Likewise, in the era of the draft, the majority of the troops had little marksmanship experience. We were no longer a society of rural farm boys or muscular laborers and factory workers.
Why the M-16 became so popular was not the low capacity magazine or the heavy weight of the cartridges of the Garand or M-14, it was that fully auto or bust fire was the current military tactic and a 30-06 or .308 round (which required a heavy rifle) were to difficult for many of the soldiers of the day to accurately master.
That didn't mean that some could not attain a marksman's badge. It just meant that if you are standardizing on one rifle and ammo on a battle field for most of your troops including allies, you want something they can handle in a firefight.
You also need to understand that "Whiz Kid" Robert McNamara wanted one rifle to be used in all services for almost all soldiers. So the M-16 was to replace the M1/M2 carbine for something more deadly that could be given to truck drivers, clerks, etc. as well as serve as a main battle rifle.
Professional soldiers or those to trained like professional soldiers were a different story.
“The early models had a terrible tendency to jam.”
Yes, but that problem was for the most part corrected by 1968, and the remedy included better cleaning discipline. In any event, when I went in the military (1970) I think the jamming problem was pretty much in the past. Of course, that was little solace to the troops who had to use the M16 before the quirks were ironed out. I had some good friends who were in the Marines, and they LOVED the M-14, which the M-16 replaced; they were very sorry to see the M-14 retired. I like the M1A (the standard semi-auto only version of the M-14), but my favorite battle rifle was the M1 Garand (which I was only able to shoot for fun, as it was pretty much out of the standard inventory when I was in)). I’ve shot the M1 Garand many times over the years and I just love it (though I wouldn’t want to have to lug it around for any extended period of time! It gets heavy!).
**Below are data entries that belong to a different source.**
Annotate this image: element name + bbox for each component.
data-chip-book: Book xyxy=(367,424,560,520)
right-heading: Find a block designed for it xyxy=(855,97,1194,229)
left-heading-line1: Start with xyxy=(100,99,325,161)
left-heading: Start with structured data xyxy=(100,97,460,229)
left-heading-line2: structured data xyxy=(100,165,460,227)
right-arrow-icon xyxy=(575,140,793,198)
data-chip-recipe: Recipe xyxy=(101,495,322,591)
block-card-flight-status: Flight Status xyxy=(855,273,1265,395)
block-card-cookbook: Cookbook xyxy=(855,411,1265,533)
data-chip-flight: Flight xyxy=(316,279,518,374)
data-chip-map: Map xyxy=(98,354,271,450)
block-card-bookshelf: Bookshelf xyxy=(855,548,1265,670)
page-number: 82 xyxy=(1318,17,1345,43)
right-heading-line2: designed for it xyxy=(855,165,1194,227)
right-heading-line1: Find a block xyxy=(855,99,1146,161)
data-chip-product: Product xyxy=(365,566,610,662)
The A1 version certainly did suck. The A2 version is a much better weapon, and one of the most accurate and ammo versatile platforms there is. Shooting HP competitions, I went from just barely making Master level for years, up to High Master almost overnight when I switched from Supermatch M14s to an AR15.
M14 for the win.
In ‘69 I qualified “Expert” on the M-14...”Sharpshooter” on the M-16. BCT was the first time I had ever *seen* a rifle,let alone fired one. I liked the M-14 much better than the M-16.But I suspect that if I had been 11 Bravo in the rice paddies I probably would have had a different attitude.
What a ridiculously crappy rifle.
They initially used the wrong powder in the ammunition.